Adventures in Groovy – Part 20: Groovy On-Premise vs. Groovy Cloud

Introduction

Yes, it is true that Groovy is available in on-premise and cloud (PBCS) versions of Hyperion Planning.  No, it is not true that the same flavor of Groovy exists in both.  Both have their advantages, and both have their drawbacks.  The likelihood that they will ever be the same is extremely low, and here is why.

The Difference Is

On-Premise gives developers the ability to write and use independent Groovy compiled applications.  These can be used in Business Rules as CDFs (custom defined functions).  Developers have complete functionality to make this do whatever they want.  It can return results to save to Essbase/Planning, it can interact with SQL, can run other programs, pretty much anything you can access that has a JAVA API.

PBCS doesn’t have the same flexibility.  Custom defined functions can’t be compiled and stored on the server.  PBCS, rather, has “Groovy Calculations.”  This gives developers the flexibility to interact with the Data Forms that on-premise doesn’t have.  Developers can iterate through the cells and act accordingly.  It can stop the form from saving, calculate and override data entered, color code cells, customize Data Maps, Smart Pushes, dynamically generate calculations, move data between databases, all with access to much of the Groovy functionality.

PBCS also supports the REST API, so Groovy can be used to access that and do everything, even more, that EPM Automate can do.

Why They Will Never Be The Same

This is just an opinion.  Technology changes so rapidly that this may change.  Corporate strategy changes almost as rapidly.

If PBCS had to ability to do what on-premise does, the ability for Oracle to support the instance would be a challenge.  CDFs can delete all the files on a server, for instance, and I don’t see a cloud provider giving developers this much control in a shared environment.

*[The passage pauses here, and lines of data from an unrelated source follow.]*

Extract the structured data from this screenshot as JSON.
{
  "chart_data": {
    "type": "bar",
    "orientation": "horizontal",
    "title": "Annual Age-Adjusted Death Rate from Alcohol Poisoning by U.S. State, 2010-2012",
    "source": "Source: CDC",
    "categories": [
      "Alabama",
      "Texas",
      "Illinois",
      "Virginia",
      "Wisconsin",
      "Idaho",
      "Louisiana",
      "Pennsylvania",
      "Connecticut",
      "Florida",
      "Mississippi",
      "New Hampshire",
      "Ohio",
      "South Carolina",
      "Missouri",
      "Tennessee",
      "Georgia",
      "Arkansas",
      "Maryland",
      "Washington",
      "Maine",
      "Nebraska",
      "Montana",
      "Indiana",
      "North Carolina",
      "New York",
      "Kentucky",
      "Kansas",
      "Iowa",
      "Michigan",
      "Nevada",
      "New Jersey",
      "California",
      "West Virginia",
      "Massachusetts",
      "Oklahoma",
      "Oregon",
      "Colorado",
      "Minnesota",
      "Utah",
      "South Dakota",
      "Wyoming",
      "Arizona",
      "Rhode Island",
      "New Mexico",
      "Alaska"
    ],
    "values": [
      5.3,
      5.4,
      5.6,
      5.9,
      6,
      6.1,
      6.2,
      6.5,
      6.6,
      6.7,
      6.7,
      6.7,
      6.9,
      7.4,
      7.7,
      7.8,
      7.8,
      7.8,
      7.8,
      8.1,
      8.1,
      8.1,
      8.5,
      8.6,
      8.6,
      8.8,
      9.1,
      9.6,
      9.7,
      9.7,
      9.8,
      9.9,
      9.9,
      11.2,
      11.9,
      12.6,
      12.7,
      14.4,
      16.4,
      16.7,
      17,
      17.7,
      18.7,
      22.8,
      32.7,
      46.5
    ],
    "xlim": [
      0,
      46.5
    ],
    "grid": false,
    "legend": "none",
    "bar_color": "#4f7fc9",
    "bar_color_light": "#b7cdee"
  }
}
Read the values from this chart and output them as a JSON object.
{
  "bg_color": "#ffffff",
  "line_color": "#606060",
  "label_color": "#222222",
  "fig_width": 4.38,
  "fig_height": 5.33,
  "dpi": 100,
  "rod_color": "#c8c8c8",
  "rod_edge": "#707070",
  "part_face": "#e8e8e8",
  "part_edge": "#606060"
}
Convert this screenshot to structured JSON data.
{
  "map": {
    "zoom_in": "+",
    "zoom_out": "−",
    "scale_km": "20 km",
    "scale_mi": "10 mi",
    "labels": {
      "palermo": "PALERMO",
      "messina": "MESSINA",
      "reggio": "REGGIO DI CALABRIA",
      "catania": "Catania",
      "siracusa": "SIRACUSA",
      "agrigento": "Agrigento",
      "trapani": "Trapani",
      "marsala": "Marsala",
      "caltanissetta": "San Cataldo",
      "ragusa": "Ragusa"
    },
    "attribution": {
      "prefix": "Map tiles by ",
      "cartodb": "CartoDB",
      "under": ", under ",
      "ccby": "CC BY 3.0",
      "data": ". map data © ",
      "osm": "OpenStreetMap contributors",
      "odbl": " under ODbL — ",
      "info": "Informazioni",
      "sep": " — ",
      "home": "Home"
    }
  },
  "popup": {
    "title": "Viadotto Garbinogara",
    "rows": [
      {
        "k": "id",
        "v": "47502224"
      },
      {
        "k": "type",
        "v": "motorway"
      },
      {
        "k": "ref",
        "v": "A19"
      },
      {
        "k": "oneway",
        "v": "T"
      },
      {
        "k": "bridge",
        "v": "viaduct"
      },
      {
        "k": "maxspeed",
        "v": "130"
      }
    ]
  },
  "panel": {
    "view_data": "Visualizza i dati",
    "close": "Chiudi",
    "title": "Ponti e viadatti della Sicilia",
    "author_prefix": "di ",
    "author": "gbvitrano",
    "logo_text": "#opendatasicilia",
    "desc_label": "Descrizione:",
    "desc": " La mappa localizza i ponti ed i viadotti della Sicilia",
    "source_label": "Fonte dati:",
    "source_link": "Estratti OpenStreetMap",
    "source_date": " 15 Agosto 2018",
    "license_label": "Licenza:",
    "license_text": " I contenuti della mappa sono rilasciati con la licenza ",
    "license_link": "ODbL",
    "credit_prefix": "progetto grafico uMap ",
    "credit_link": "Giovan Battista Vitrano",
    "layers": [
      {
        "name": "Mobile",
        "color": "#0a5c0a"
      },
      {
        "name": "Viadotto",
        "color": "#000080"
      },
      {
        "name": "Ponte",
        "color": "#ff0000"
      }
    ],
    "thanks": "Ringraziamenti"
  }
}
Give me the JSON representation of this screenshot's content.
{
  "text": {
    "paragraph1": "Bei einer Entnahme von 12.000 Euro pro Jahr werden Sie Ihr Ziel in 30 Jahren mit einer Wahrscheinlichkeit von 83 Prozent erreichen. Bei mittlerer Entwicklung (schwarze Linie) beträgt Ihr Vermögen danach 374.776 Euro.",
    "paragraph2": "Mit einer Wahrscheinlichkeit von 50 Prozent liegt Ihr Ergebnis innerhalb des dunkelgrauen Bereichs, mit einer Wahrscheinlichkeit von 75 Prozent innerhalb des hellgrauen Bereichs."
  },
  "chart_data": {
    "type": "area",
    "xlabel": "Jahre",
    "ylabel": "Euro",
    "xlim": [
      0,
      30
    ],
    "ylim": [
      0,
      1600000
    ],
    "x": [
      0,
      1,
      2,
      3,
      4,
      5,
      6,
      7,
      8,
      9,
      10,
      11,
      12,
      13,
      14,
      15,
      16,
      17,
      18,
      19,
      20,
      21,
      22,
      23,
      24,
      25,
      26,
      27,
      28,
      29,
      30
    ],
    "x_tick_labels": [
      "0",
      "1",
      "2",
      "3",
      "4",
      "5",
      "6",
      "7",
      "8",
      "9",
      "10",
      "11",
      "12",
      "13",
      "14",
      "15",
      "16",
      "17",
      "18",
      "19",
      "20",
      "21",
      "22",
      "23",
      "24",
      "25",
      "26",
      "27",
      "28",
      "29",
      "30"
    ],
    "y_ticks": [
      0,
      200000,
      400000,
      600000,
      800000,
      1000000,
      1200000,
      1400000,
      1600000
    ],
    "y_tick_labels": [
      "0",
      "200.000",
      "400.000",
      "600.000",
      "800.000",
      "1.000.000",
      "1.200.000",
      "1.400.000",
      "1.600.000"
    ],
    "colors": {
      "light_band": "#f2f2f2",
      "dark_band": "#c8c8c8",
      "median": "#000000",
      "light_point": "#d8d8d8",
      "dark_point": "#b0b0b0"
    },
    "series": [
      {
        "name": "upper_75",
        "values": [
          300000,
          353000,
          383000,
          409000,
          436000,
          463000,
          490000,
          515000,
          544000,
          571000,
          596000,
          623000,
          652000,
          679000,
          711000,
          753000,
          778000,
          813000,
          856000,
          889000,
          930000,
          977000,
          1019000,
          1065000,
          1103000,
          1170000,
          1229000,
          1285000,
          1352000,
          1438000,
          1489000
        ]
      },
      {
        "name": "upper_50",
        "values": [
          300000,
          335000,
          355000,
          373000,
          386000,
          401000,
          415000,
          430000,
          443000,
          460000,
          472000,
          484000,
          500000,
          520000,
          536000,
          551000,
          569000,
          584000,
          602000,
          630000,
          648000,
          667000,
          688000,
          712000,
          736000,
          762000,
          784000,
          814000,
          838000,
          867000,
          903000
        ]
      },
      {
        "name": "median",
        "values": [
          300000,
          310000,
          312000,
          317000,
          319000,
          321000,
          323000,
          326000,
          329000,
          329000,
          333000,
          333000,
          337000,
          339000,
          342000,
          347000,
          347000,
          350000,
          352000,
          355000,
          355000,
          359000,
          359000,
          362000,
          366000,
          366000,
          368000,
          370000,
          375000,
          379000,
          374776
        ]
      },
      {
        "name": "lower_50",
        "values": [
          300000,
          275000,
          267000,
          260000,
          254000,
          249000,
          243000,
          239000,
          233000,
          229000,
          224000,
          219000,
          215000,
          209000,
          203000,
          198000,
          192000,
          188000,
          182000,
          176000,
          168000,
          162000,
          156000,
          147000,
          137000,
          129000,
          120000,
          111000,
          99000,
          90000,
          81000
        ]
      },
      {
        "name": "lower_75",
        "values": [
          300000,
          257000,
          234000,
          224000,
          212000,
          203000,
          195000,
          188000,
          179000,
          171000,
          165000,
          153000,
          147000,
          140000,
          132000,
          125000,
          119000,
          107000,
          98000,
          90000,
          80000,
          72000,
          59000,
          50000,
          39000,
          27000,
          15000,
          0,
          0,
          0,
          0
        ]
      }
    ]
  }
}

I also don’t see on-premise to have the same proactive interaction that PBCS has with Groovy Calculations purely because Oracle is pushing the cloud, and they want the most current functionality to exist in the platform they are pushing clients to use.

My Two Cents

I understand why there is a difference, and I don’t expect it to change in the near future.  3 years ago I didn’t expect that I would tell you that I would rather do a cloud implementation than on prem, either.  I do think as people get more comfortable with the cloud, and security improves, there will be advances.  I think there will be a future state where the cloud offerings will be closer to having the flexibility to the on-premise implementations.